Optimizing Cell-Aware Test Runtime via Functional Fault Correlations
Résumé
As integrated circuits scale, traditional fault models are often insufficient for detecting intra-cell defects, necessitating the adoption of Cell-Aware Test (CAT) to ensure high test quality and reduce defective parts per million (DPPM). However, the deployment of CAT is hindered by significant computational overheads during both the library characterization and fault simulation phases. This research addresses these efficiency challenges by systematically exploiting the correlations and equivalencies between physical intra-cell defects and traditional functional fault models (e.g., Stuck-At, Transition Delay, and Small-Delay Defects).

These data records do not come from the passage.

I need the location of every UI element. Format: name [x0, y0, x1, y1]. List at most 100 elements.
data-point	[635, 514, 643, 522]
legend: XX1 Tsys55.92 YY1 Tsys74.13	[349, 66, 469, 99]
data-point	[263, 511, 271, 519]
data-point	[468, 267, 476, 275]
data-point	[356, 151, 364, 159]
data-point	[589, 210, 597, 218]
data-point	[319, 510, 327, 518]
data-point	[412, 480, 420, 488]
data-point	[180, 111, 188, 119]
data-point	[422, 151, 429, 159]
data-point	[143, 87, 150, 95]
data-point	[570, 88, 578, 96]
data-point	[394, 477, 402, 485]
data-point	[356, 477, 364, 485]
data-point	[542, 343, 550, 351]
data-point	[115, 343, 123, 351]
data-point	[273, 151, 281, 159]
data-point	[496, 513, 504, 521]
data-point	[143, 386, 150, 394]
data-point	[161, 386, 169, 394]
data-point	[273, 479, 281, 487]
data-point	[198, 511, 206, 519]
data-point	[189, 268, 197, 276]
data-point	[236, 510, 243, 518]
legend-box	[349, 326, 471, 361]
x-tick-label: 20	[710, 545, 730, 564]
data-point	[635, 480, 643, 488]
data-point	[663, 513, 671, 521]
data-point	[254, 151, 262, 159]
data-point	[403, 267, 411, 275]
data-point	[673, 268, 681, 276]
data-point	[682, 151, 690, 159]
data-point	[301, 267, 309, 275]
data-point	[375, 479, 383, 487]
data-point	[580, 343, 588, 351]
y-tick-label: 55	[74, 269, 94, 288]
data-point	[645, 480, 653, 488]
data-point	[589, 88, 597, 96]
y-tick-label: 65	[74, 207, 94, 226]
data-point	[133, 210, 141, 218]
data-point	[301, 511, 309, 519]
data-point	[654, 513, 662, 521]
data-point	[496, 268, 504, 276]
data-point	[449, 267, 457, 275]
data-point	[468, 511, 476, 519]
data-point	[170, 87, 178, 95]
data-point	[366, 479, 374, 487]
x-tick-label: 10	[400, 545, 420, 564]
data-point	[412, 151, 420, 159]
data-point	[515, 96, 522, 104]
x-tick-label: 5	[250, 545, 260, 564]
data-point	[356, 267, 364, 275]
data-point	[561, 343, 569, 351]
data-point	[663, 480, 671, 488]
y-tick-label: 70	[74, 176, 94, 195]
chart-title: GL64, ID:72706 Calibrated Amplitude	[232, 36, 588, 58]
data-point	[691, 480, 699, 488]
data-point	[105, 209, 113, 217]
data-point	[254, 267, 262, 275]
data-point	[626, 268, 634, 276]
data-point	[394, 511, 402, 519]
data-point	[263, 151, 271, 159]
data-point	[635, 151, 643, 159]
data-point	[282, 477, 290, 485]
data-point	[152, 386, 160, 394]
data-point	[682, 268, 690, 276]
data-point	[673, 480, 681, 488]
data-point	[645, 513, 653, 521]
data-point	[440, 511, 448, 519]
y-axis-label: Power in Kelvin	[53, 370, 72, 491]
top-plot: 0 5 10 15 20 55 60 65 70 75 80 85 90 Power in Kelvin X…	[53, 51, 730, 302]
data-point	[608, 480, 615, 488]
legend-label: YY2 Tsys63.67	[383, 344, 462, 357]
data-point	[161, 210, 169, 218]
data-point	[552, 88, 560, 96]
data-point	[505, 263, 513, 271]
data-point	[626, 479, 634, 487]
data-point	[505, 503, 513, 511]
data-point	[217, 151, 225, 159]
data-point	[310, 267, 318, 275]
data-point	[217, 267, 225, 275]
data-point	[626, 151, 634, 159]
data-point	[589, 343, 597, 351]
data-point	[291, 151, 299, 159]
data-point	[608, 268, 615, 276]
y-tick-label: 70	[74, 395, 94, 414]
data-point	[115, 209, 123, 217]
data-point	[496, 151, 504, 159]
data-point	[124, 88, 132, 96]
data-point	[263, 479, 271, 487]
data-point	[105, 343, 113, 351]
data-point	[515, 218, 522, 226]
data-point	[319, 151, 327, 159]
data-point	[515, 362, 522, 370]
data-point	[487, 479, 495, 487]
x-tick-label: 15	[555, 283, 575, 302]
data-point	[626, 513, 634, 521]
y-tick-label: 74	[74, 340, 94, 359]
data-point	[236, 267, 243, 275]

The work first evaluates the effectiveness of functional testing paradigms, specifically Software-Based Self-Test (SBST), demonstrating that test programs targeting stuck-at faults can achieve high diagnostic coverage (up to 87%) for static CAT faults on RISC-V cores without specific CAT targeting. Building on this correlation, the research introduces the FACT (Fault Analysis for Cell-aware Test) methodology, which optimizes the fault simulation phase. By prioritizing faster-to-simulate traditional fault models that correlate with CAT defects, simulation runtimes are reduced by up to 80% for static and 35% for dynamic faults. Finally, to address the bottleneck of library characterization, the Equivalen-tID methodology is proposed. This pre-processing framework applies structural and propagation rules to identify transistor-level defects equivalent to functional faults, removing them from the SPICE simulation queue and reducing characterization runtime by approximately 7.3% while preserving diagnostic resolution.